Estate of Lillie Rosen, Deceased, Ilene Field and Herbert Silver, Co-Personal Representatives - Page 31

                                         -31-                                         
          Respondent filed his issues memorandum on December 6, 2004.                 
          Eight days later, petitioner in docket No. 7575-04 filed an                 
          issues memorandum that stated:                                              
               The reason that the decedent and her children formed                   
               the Lillie Rosen Family Limited Partnership was to have                
               a family business of making, protecting, enhancing, and                
               investing in the partnership’s assets.  This included                  
               trading, acquiring, disposing or investing in                          
               securities on behalf of the partnership’s partners.                    

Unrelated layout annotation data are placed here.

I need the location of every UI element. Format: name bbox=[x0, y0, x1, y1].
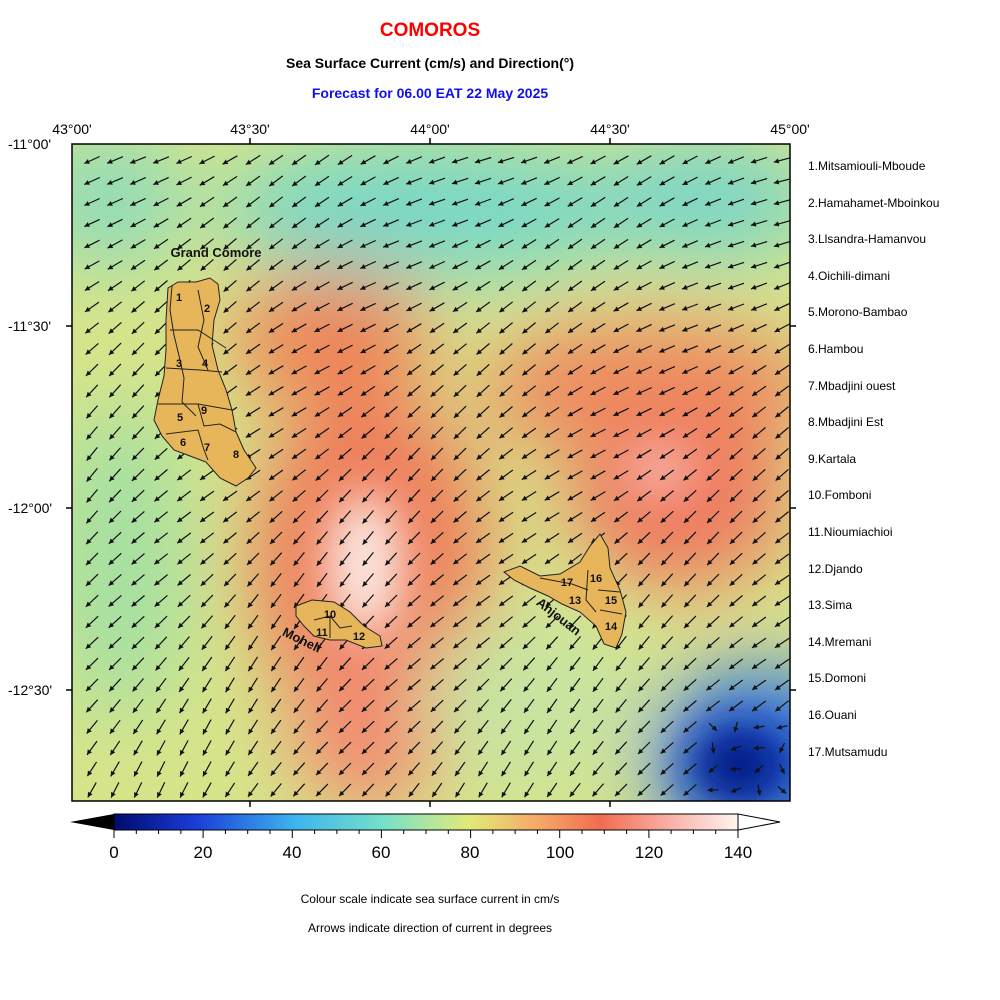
district-legend-item: 3.Llsandra-Hamanvou bbox=[808, 232, 927, 247]
district-legend-item: 17.Mutsamudu bbox=[808, 744, 888, 759]
district-number-8: 8 bbox=[233, 449, 239, 461]
district-legend-item: 10.Fomboni bbox=[808, 488, 872, 503]
lat-label-11-30: -11°30' bbox=[8, 318, 52, 334]
colorbar-tick-40: 40 bbox=[282, 843, 302, 862]
colorbar-tick-100: 100 bbox=[545, 843, 575, 862]
district-legend: 1.Mitsamiouli-Mboude 2.Hamahamet-Mboinko… bbox=[808, 158, 939, 780]
lon-label-44-30: 44°30' bbox=[590, 121, 630, 137]
forecast-time: Forecast for 06.00 EAT 22 May 2025 bbox=[311, 85, 549, 101]
colour-scale-note: Colour scale indicate sea surface curren… bbox=[300, 892, 560, 906]
district-number-5: 5 bbox=[177, 412, 183, 424]
colorbar-tick-20: 20 bbox=[193, 843, 213, 862]
district-number-7: 7 bbox=[204, 442, 210, 454]
colorbar-tick-0: 0 bbox=[109, 843, 119, 862]
map-subtitle: Sea Surface Current (cm/s) and Direction… bbox=[286, 55, 574, 71]
district-number-4: 4 bbox=[202, 358, 209, 370]
moheli-island bbox=[295, 599, 383, 649]
district-legend-item: 4.Oichili-dimani bbox=[808, 268, 891, 283]
grand-comore-island bbox=[153, 277, 257, 487]
lon-label-43-00: 43°00' bbox=[52, 121, 92, 137]
map-title: COMOROS bbox=[379, 20, 481, 41]
district-legend-item: 14.Mremani bbox=[808, 634, 872, 649]
district-number-11: 11 bbox=[316, 627, 328, 639]
anjouan-island bbox=[503, 533, 627, 649]
colorbar-high-triangle bbox=[737, 813, 781, 831]
district-number-13: 13 bbox=[569, 595, 581, 607]
colorbar-tick-140: 140 bbox=[723, 843, 753, 862]
district-number-9: 9 bbox=[201, 405, 207, 417]
lat-label-12-30: -12°30' bbox=[8, 682, 53, 698]
district-number-1: 1 bbox=[176, 292, 182, 304]
district-legend-item: 7.Mbadjini ouest bbox=[808, 378, 896, 393]
district-legend-item: 13.Sima bbox=[808, 598, 853, 613]
map-frame bbox=[71, 143, 791, 802]
district-legend-item: 5.Morono-Bambao bbox=[808, 305, 908, 320]
arrow-direction-note: Arrows indicate direction of current in … bbox=[307, 921, 553, 935]
district-number-16: 16 bbox=[590, 573, 602, 585]
district-number-12: 12 bbox=[353, 631, 365, 643]
district-legend-item: 9.Kartala bbox=[808, 451, 857, 466]
island-label-grand-comore: Grand Comore bbox=[170, 245, 261, 260]
district-legend-item: 16.Ouani bbox=[808, 707, 857, 722]
lat-label-12-00: -12°00' bbox=[8, 500, 53, 516]
district-legend-item: 15.Domoni bbox=[808, 671, 867, 686]
district-number-17: 17 bbox=[561, 577, 573, 589]
district-legend-item: 2.Hamahamet-Mboinkou bbox=[808, 195, 940, 210]
district-number-3: 3 bbox=[176, 358, 182, 370]
district-legend-item: 12.Djando bbox=[808, 561, 863, 576]
colorbar bbox=[70, 813, 781, 838]
district-number-14: 14 bbox=[605, 621, 618, 633]
colorbar-tick-60: 60 bbox=[371, 843, 391, 862]
colorbar-tick-120: 120 bbox=[634, 843, 664, 862]
colorbar-low-triangle bbox=[70, 814, 114, 830]
district-legend-item: 6.Hambou bbox=[808, 341, 864, 356]
district-number-10: 10 bbox=[324, 609, 336, 621]
district-number-15: 15 bbox=[605, 595, 617, 607]
district-legend-item: 1.Mitsamiouli-Mboude bbox=[808, 159, 926, 173]
colorbar-tick-80: 80 bbox=[460, 843, 480, 862]
district-legend-item: 11.Nioumiachioi bbox=[808, 524, 893, 539]
lon-label-45-00: 45°00' bbox=[770, 121, 810, 137]
lat-label-11-00: -11°00' bbox=[8, 136, 52, 152]
colorbar-gradient bbox=[113, 813, 739, 831]
district-legend-item: 8.Mbadjini Est bbox=[808, 415, 884, 430]
lon-label-44-00: 44°00' bbox=[410, 121, 450, 137]
lon-label-43-30: 43°30' bbox=[230, 121, 270, 137]
current-speed-field bbox=[72, 144, 790, 801]
district-number-6: 6 bbox=[180, 437, 186, 449]
district-number-2: 2 bbox=[204, 303, 210, 315]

                                       OPINION16                                      
          1.  Preface                                                                 
               Respondent determined that the assets of decedent                      
          transferred to the LRFLP are includable in her gross estate under           
          section 2036(a)(1).  According to respondent, those assets were             
          transferred in other than a bona fide sale for full and adequate            
          consideration, and decedent retained until her death the                    
          possession or enjoyment of, or the right to the income from, the            


               16 During the trial of these cases, petitioners elicited               
          testimony from witnesses who included decedent’s children,                  
          decedent’s son-in-law, and Feldman.  Each named witness has a               
          pecuniary interest in the outcome of these cases.  Our perception           
          of Feldman and decedent’s son-in-law while viewing them                     
          testifying at trial, coupled with our review of the record, leads           
          us to discount much of their testimony as unreliable.  Our                  
          perception of decedent’s children while viewing them testifying             
          at trial, coupled with our review of the record, leads us to                
          discount the portion of their testimony that is inconsistent with           
          objective evidence in the record.  We do not rely on the                    
          discounted testimony to support petitioners’ positions herein.              
          See Frierdich v. Commissioner, 925 F.2d 180, 185 (7th Cir. 1991),           
          affg. T.C. Memo. 1989-103 as amended by T.C. Memo. 1989-393;                
          Neonatology Associates, P.A. v. Commissioner, 115 T.C. 43, 84               
          (2000), affd. 299 F.3d 221 (3d Cir. 2002); cf. United States v.             
          Thompson, 422 F.3d 1285 (11th Cir. 2005).